A lack of innovation, high operating expenses and complacency have resulted in less than cutting edge technology and efficiencies from the big boys in legal technology and publishing. The problem has been made worse because of law firms’ acceptance of the status quo as they don’t know better and bill by the hour.

The result is an explosion (relatively speaking) of legal startups over the last six or seven years. Some good ideas, some with new technology/software, some making money, others not, some third party funded, some bootstrapped, some well run and others not.

Lawyer and veteran legal blogger, Carolyn Elefant (@CarolynElefant) asked a darn good question over the weekend, “Can these legal startups survive an economic downturn?”

TechCrunch contributer Bastiann Janmaat (@BastiannJanmaat) pondered this question: Are startups selling to startups building a house of cards? Bastian observes:

“B2B companies whose customers are other early stage B2B companies put themselves doubly at risk: Not only are startups failure-prone by nature, but an early stage company with strong fundamentals can still falter if its client base is vulnerable to market corrections.”

Bastiann goes on to describe that startup-centric companies most likely to weather a recession offer services that provide meaningful cost savings and are sticky – meaning that they’re so ingrained in the company’s infrastructure that they’re as painful to remove as a sticky band-aid.
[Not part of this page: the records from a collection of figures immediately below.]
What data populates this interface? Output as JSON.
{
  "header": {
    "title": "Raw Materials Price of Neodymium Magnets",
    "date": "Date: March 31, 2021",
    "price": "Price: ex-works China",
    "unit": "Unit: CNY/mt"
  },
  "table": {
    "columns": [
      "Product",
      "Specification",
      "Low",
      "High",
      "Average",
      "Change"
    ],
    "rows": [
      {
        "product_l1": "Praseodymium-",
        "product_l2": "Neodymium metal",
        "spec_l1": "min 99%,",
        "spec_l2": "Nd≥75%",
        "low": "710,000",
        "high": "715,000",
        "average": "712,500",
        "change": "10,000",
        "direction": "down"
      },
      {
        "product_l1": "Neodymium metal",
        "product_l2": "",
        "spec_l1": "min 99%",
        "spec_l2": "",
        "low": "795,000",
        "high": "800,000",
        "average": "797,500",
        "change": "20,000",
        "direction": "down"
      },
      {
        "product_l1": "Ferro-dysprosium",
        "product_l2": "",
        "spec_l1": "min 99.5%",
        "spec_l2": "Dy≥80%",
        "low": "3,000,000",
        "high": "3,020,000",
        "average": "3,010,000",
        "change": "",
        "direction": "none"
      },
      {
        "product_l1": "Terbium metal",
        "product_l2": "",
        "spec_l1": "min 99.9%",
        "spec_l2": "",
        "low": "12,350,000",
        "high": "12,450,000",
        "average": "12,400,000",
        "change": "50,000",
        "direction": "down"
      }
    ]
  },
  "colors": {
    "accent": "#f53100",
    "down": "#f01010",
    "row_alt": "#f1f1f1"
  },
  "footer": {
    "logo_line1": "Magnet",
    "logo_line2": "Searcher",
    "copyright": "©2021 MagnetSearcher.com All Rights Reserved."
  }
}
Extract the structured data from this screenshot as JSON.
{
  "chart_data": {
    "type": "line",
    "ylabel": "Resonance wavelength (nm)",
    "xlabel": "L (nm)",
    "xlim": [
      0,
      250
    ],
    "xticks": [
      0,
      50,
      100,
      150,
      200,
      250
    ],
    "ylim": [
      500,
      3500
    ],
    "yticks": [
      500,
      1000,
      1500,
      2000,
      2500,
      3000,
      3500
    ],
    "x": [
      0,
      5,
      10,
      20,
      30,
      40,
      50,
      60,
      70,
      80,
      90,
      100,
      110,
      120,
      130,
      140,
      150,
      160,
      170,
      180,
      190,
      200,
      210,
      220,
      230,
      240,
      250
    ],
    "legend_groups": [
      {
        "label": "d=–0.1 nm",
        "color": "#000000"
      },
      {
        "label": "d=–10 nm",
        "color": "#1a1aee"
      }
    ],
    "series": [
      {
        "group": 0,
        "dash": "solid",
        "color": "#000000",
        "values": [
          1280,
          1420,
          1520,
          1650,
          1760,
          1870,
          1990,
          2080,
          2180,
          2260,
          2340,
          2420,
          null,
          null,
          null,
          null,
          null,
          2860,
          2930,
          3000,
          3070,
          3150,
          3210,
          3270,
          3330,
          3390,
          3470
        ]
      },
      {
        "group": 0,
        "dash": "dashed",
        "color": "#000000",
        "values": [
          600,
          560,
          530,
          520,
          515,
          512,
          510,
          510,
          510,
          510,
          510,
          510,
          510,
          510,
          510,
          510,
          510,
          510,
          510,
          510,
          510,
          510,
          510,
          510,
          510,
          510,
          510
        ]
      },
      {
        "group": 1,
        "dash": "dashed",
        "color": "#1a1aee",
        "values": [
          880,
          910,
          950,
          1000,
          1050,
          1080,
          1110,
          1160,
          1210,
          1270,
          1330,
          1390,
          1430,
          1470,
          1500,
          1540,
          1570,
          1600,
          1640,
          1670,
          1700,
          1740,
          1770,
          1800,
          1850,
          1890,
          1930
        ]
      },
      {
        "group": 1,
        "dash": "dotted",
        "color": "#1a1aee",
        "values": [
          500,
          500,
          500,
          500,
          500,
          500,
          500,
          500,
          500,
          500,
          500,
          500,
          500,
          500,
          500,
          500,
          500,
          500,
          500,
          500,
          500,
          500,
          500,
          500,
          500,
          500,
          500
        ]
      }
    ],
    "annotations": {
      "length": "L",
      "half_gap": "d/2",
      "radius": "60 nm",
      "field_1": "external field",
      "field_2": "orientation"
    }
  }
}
Bastiann offers some examples of companies that meet this 21st century version of Darwinnian survival of the fittest test — Amazon Web Services (AWS), a cloud-based provider that is both cheaper than a company owning its own servers and to much of a hassle to change or Gusto and Zenefits, payroll and HR platforms that are integrated in many startups’ operations and therefore harder to eliminate.

Both Elefant and Janmatt reference UpCounsel, an online marketplace to find lawyers, as being at risk bevause of the possibility of being circumvented by other services.

Getting sticky sounds like getting to the point where you are part of the “plumbing  of the Internet.” Up or down economy, there’s always something flowing through the net – people need your pipes. While most dot-com companies failed 15 years ago, Cisco stood strong.

Take my company, LexBlog, as an example. We’ve long been viewed as an agency providing custom design and development with deep expertise in blogs and social media. Rightfully so, we positioned ourselves as this.

But over the last year we’ve made a heavy investment in software by building a new publishing platform with WordPress as its core. Rather than our designers and developers developing custom sites over two or three days, we can provide custom user interfaces in two or three hours on publishing software that receives regular upgrades and feature enhancements. Better user experience at much lower cost.

This pivot puts LexBlog into the “plumbing category.” Whether a law firm, public relations agency, marketing company, website developer, media player or publishing company, you need software on which to publish, whether for yourself or for your clients and customers. Publishing and its software are not going away. We’re getting closer to the plumbing.

I’d add to Elefant’s and Janmatt’s comments that those companies operating at profit are much more apt to survive an economic downturn. A large initial investment from a financial partner or not, measuring success with traffic and users proved fatal to Internet companies the last time we had heavy venture capital investment followed by a declining economy.

Startup entrepreneurs and their investors are not the only losers in such a downturn. Lawyers and law firms who start using a product billed as successful because of money raised and traffic/user numbers (often inflated) take a hit. Incorporating what turns out to be a failed service or product into one’s practice management, marketing or professional development efforts can prove to be a waste. A firm’s clients can even be effected.

Don’t get me wrong innovation in legal technology is a good thing. Human and capital resources flowing into the area is driving real innovation benefiting lawyers and the people we serve. But as history has shown us, not all of the legal startups will survive.